霍国平本来怏怏的,听她这么说,稍稍jīng神了些:“幺婆,你是说真的吗?”
沈华浓很坚定的点了点头,“不超过半个月肯定能停,就是这阵子估摸着雨势不会,那个技术员是这么说的,我仔细留意了。”
“那行,明天我们再去把沟渠加宽挖深些,这几塘藕能保就保,冬天也能多个菜吃。”霍国平惊喜的道,他的忧心放下了一大半,对知识分子技术员的话十分的信服。
不管什么时候,不管知识分子的地位如何,知识本身都能让人心生敬畏。
沈华浓笑笑又说:“靠着农田的那两池塘还是吃藕带吧。”
“好嘞。”霍国平高高兴兴的进屋去了。
沈华浓摇摇头,正准备从后门推门进去,一抬头看见霍庭牵着昭昭站在夹巷子口,大约是把她胡诌的话都给听见了。
他还问呢:“现在天气都能预测到半个月后了啊?”
沈华浓心说,关你什么事呢?想着要离婚了,想着好聚好散不跟他吵,才说:“对啊!预测到一个月后一年后都行。”准不准就不保证了。
霍庭看看她,想说什么,还是忍住了。
都要离婚了,还管她干啥!
昭昭看看沈华浓手上的菜,问道:“妈妈,一会吃哪个菜呀?”
沈华浓冲她晃晃两手的菜,说“我们全部都吃掉,叫上外公和舅舅一起,庆祝一下今天双喜临门。昭昭先跟你爸爸玩一会,马上就开饭了。”
“爸爸也一起吗?”
霍庭正想拒绝,沈华浓说:“你看咱俩结婚这么久,还没有一起同桌吃过饭,今天也算是难得人都凑齐了,最后这一顿了,一起吃顿散伙饭?今天算我借你的锅和灶请客,也是谢谢你的帮忙和这几年的照顾。”
霍庭没说:“随你。”然后面无表情的抱着昭昭进屋了。
沈华浓就当他是答应了,看着他的背影噘了噘嘴,答应就答应,不想答应你就拒绝,谁还能求着你吃饭了?一天到晚挂个脸,跟欠了他几百万一样。
昭昭还问呢:“妈妈,什么是双喜临门?”
沈华浓说:“就是有两件喜事,一件呢,你外公能够去好点的地方工作了,另一件呢,是妈妈的喜事。
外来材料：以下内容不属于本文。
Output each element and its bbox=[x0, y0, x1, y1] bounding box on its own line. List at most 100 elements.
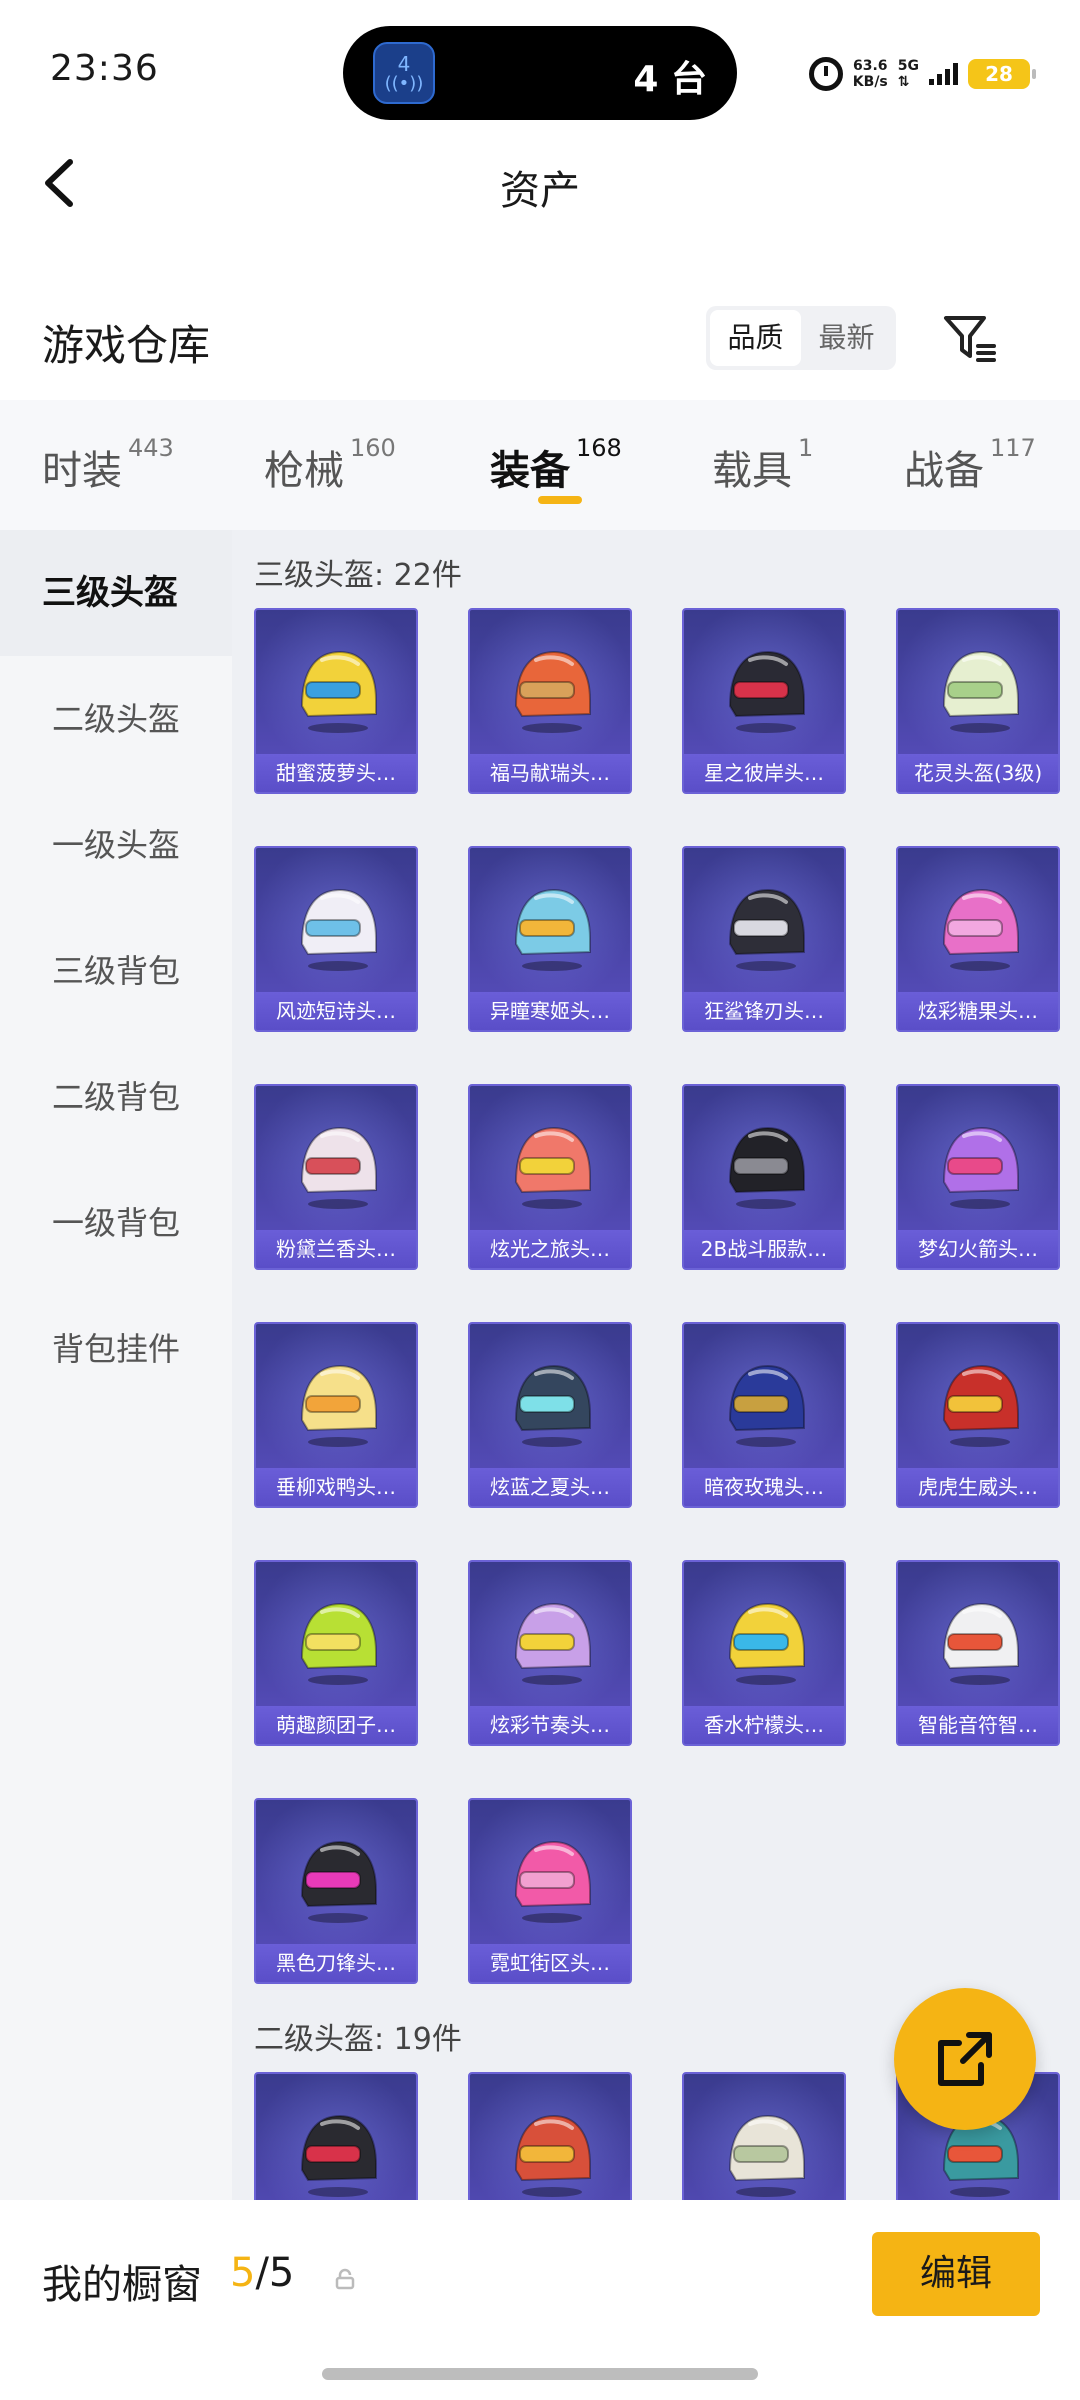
active-tab-indicator bbox=[538, 496, 582, 504]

”
见霍庭正目光沉沉盯着她,沈华浓瞥他一眼,“说起来也是你爸爸的喜事。”
“什么喜事呀?”昭昭懵懵的问,“妈妈,是结婚?还是生宝宝?”
她知道的喜事就这两种,霍庭的同事结婚,生宝宝,曾经带她去看过。
沈华浓笑着说:“结婚和生宝宝啊?那就得稍微晚一点了,现在爸爸妈妈是在做结婚之前的准备。”
先结束了这桩不好的婚姻,才能再结婚啊,怎么也该是一桩喜事。